Friday 7 October 2011

Addicted to misery?

Well. That was a slightly longer hiatus than I intended. It seems that my body chose almost the exact moment that I handed in my final assignment (well, the exact day anyway) to have me come down with the mother of all colds. And of course I've been way too busy at work to even contemplate taking proper time off to get better, so I've been shuffling and snivelling along as best as I could. Finally starting to feel a bit better, but still really tired. Which has been fairly fatal for my motivation and energy levels. I was so looking forward to getting my course over with so that I could get started on the million of other things I want to do, then I have to take to my sick bed. Typical!

What's also typical is that I'm writing this when I should be working. In fairness, it's after 9pm at night and I'm at home so I really shouldn't *have* to be working, but there you go. It's just one of those weeks and my lack of productivity due to this lovely lurgy I've had has gotten me really far behind.
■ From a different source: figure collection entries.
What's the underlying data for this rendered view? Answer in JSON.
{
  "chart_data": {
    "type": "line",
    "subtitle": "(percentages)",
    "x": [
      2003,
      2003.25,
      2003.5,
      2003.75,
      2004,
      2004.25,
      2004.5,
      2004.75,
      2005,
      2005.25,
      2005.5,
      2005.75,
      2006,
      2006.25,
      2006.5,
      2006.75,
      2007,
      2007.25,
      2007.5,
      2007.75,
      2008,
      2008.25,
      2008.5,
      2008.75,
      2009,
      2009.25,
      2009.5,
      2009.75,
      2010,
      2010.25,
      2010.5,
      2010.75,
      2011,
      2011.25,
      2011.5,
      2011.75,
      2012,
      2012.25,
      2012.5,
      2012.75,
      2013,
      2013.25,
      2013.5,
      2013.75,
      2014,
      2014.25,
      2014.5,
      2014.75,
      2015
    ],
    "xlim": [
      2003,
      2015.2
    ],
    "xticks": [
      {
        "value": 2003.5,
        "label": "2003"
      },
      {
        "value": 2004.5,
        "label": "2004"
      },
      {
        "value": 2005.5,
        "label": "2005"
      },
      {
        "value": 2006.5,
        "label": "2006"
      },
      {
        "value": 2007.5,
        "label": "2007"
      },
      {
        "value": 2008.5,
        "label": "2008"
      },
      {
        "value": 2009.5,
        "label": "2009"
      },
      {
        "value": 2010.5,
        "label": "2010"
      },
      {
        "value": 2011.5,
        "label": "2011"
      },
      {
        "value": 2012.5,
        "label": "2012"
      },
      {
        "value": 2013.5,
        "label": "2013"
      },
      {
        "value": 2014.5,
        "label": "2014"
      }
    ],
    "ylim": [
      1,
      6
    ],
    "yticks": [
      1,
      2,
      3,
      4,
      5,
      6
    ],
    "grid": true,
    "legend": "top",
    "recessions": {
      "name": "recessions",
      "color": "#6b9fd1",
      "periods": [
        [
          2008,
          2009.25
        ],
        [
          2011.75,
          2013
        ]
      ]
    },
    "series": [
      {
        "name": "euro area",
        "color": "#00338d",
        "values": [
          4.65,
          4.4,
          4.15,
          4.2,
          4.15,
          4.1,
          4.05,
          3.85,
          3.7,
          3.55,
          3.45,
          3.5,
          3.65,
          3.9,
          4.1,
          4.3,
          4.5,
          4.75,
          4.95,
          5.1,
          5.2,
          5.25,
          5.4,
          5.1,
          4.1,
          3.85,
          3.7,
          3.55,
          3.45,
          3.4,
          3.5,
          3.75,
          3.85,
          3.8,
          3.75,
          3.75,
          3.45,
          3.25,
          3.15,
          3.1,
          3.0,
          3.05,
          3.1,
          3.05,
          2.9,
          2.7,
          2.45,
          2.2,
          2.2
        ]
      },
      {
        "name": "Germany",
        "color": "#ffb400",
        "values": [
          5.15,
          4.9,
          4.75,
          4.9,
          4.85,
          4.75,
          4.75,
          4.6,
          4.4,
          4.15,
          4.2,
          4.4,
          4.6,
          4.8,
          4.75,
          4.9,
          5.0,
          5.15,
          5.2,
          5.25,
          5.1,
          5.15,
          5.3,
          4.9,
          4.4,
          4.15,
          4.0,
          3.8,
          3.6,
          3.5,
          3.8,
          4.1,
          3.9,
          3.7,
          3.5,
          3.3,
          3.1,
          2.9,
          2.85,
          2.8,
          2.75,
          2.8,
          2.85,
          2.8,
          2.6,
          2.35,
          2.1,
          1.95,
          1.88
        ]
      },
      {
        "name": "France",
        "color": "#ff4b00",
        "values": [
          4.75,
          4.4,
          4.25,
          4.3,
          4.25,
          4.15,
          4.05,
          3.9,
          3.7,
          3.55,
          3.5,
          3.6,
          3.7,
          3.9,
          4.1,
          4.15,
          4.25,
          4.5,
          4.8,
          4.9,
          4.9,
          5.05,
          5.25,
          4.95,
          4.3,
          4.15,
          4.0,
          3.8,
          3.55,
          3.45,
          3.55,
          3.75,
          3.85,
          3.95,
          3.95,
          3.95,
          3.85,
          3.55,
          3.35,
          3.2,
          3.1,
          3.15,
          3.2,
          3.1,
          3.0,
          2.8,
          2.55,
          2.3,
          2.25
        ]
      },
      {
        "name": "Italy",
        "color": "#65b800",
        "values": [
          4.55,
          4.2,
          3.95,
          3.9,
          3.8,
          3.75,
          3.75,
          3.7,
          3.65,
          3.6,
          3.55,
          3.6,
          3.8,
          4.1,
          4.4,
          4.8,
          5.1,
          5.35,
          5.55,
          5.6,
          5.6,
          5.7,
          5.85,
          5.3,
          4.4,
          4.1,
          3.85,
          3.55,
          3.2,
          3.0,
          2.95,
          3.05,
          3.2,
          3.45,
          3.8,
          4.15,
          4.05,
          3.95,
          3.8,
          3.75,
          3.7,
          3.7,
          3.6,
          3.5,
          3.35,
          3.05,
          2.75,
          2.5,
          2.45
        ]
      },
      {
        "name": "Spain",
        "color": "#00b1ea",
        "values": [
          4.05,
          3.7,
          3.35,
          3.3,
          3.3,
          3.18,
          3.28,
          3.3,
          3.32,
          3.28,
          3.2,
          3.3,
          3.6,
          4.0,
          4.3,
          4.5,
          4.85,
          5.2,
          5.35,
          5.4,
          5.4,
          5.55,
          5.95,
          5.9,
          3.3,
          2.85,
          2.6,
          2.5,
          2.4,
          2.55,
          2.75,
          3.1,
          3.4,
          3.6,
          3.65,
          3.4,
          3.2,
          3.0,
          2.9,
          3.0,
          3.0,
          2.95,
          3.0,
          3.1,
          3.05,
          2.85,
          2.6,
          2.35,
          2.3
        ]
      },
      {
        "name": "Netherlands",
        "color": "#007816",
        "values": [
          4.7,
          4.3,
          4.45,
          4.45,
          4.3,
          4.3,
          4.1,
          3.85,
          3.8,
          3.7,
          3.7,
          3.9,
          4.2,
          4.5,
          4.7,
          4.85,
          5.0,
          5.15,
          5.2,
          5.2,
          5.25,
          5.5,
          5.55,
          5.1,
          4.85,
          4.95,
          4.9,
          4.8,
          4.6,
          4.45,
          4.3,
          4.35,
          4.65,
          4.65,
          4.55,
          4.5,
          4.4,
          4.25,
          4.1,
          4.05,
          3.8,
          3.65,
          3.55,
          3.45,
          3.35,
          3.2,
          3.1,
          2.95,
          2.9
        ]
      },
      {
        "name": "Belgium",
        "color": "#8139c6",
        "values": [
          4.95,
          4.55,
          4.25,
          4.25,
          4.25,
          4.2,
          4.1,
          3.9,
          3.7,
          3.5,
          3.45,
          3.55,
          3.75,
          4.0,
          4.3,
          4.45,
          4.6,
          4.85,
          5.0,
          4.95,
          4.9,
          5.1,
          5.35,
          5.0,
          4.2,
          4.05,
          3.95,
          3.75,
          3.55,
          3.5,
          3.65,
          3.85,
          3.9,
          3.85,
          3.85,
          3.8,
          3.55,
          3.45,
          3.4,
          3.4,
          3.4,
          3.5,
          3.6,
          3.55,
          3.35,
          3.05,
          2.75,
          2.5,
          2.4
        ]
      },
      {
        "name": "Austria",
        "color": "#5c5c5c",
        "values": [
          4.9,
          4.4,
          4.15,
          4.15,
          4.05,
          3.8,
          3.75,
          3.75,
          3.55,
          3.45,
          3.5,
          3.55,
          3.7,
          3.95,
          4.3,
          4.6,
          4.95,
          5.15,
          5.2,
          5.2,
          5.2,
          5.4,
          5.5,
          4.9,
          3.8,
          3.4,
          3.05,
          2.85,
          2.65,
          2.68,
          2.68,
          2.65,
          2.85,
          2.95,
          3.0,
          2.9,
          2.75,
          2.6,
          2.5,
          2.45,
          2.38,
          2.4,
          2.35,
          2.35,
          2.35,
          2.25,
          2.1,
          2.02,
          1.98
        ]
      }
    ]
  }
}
But anyway. None of that is remotely interesting or informative, unless you had a desperate desire to know what's up with my work schedule and immune system. And frankly, if that is the case, I think you might need a little more help than reading this blog can possibly give you.

I've had a post floating around my mind for the past week or so. I'm still not sure if I'm ready to write it, but I guess we'll see by the end of this.

It's occurred to me lately that my depression and anxiety issues have a lot in common with addiction, for me at least. I've been thinking about how come I've changed now; how come I've had this revelation, this clarity now and not before? Or later? And is it just sheer luck - do you just have to sit around waiting for this revelation to hit? It seems to me that it's a lot like when addicts reach that last straw, their rock bottom or whichever other cliche you choose to use, that finally makes them want to change and gives them the strength to be more successful with change than they were before.

But the problem with that is that it suggests that it's up to the fates to decide when that moment is. That doesn't seem quite right.  Or fair. But I honestly don't know why I came to my sense now instead of years ago. I know that I had a bigger wake up call than I've had in a long time - someone was incredibly honest with me and (after hours of crying and wailing) that somehow finally made me see things more clearly. It made me realise how much of my life I was wasting, how many opportunities were being ruined and how this would never change if I didn't change.

But I have no idea how anyone else is supposed to get to that moment. Part of the reason that this has been floating around my head was that I was wondering if maybe I should consider doing some sort of voluntary work within the mental health/counselling sector. I have no idea if I'd be any good at it, as I'm not generally a very touchy feely sort of person, but I feel like I'd like to make my experiences count for something. But if having this sort of moment of clarity is so arbitrary, what could I really do for someone?

And whilst I'm talking about this in terms of addiction, it brings up the whole idea of balance. I've never been very good with balance - always been all or nothing. That's part of the perfectionist trait in me, I suppose - that it's completely perfect, or it's completely shit. No in betweens. But this is more like an eating disorder than an alcohol or drug addiction - I may have gotten addicted to misery to some degree, but I can't avoid negative emotions anymore than an anorexic can avoid food. So I have to find some way to balance things. To know when it's ok to be upset, and let myself feel that, and when enough is enough.

I've been struggling a little with that lately. Being sick but having so much to do at work wiped me out, and now I'm finding it hard to get out of that 'just make it home and crawl into bed' phase, even though I'm mostly better by now. It's been too easy to slip back into old habits of spending the entire night in various states of consciousness in front of a tv and/or computer screen.

And there's lots of other things where I find it hard to find some acceptable balance. I shan't go into all of that now, because I don't have the time (and this post has been in my drafts folder for far too long), and I don't really have the mental energy for it either. I'm finding less impetus to think or write about what's going on in my head. I can't quite figure out if that's part of the post-cold laziness, or if I'm getting sick of talking about it, and whether either of those is a good thing or a bad thing.

All in all, that's a rather meandering, pointless post, for which I apologise. I have funner posts in the works but I apparently now have a slightly busy weekend ahead of me involving hyperactive children, so it may be a while before those come to complete fruition. In the meantime, I'm thanking the big spaghetti monster in the sky that it's Friday and I'm gonna enjoy the hell out of this Wispa that's been in my office drawer for two days. It's the little things, y'know?